| Developers: | VK (formerly Mail.ru Group) |
| Date of the premiere of the system: | 2025/08/27 |
| Technology: | Big Data |
Main article: Big Data
2025: VK-LSVD Presentation
The researchers AI VK posted the VK-LSVD (Large Short-Video Dataset) datacet in the public domain. With its help, engineers and scientists will be able to develop and improve recommendations algorithms to make services and products more personalized. VK announced this on August 27, 2025.
Dataset includes 40 billion impersonal unique interactions of 10 million users with 20 million short videos in six months (January-June 2025), including aggregated likes, dislikes, shers, viewing duration and playback context.
All data is presented in the format of numerical identifiers, which ensures complete confidentiality. Embedding (numerical description of content) is provided for each video, and socio-demographic characteristics are provided for each user. This allows researchers to build models focused on both behavioral data and content.
Short videos are a format for recommendation algorithms. Unlike music, podcasts or long videos, they cannot be consumed in the background, and each video shown receives some reaction from the user. Even if the user does not leave a like, a pass or video search is already considered feedback.

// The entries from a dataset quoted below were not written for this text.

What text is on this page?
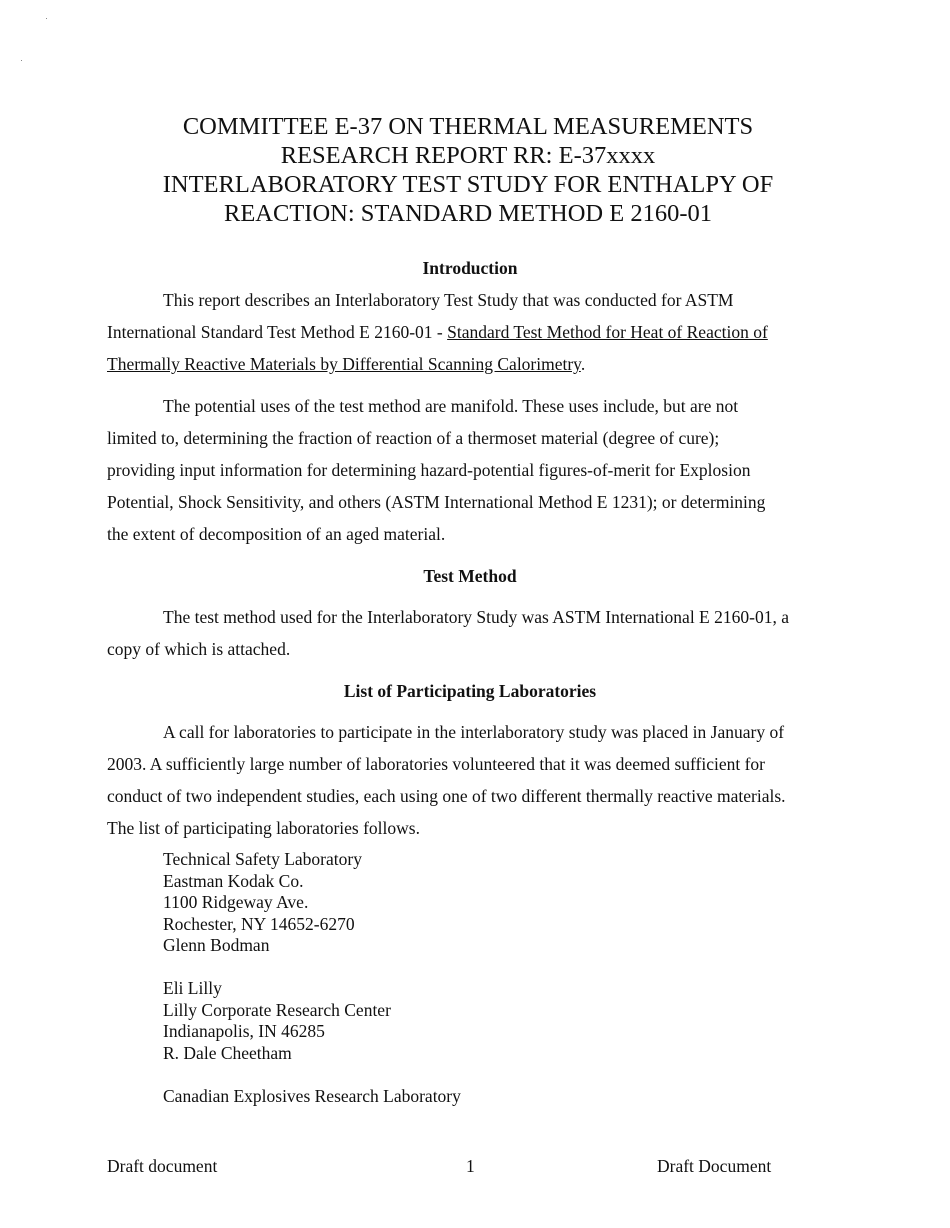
COMMITTEE E-37 ON THERMAL MEASUREMENTS
RESEARCH REPORT RR: E-37xxxx
INTERLABORATORY TEST STUDY FOR ENTHALPY OF
REACTION: STANDARD METHOD E 2160-01
Introduction
This report describes an Interlaboratory Test Study that was conducted for ASTM
International Standard Test Method E 2160-01 - Standard Test Method for Heat of Reaction of
Thermally Reactive Materials by Differential Scanning Calorimetry.
The potential uses of the test method are manifold. These uses include, but are not
limited to, determining the fraction of reaction of a thermoset material (degree of cure);
providing input information for determining hazard-potential figures-of-merit for Explosion
Potential, Shock Sensitivity, and others (ASTM International Method E 1231); or determining
the extent of decomposition of an aged material.
Test Method
The test method used for the Interlaboratory Study was ASTM International E 2160-01, a
copy of which is attached.
List of Participating Laboratories
A call for laboratories to participate in the interlaboratory study was placed in January of
2003. A sufficiently large number of laboratories volunteered that it was deemed sufficient for
conduct of two independent studies, each using one of two different thermally reactive materials.
The list of participating laboratories follows.
Technical Safety Laboratory
Eastman Kodak Co.
1100 Ridgeway Ave.
Rochester, NY 14652-6270
Glenn Bodman
Eli Lilly
Lilly Corporate Research Center
Indianapolis, IN 46285
R. Dale Cheetham
Canadian Explosives Research Laboratory
Draft document	1	Draft Document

| As of August 2025, there are not many large open datacets on the basis of which models can be trained and evaluated. To build accurate recommendation algorithms, it is important to take into account not only explicit user reactions, but also additional signals: viewing duration, context, content. VK-LSVD is an important step towards the formation of a research environment in which hypotheses can be tested and accurate models can be built based on real-world data. We plan to develop the datacet, and very soon we will hold an open competition for engineers, - said Dmitry Kondrashkin, AI director at VK. |
Instead of dividing by fixed datacet sizes, VK-LSVD allows you to flexibly customize the selection for the tasks of a particular study. Engineers can independently set the required amount of data, choose how to select them - randomly or in popularity. This approach allows you to adapt the data set for real problems and computing power that commands have. And apply VK-LSVD both for academic projects and for large-scale industrial experiments.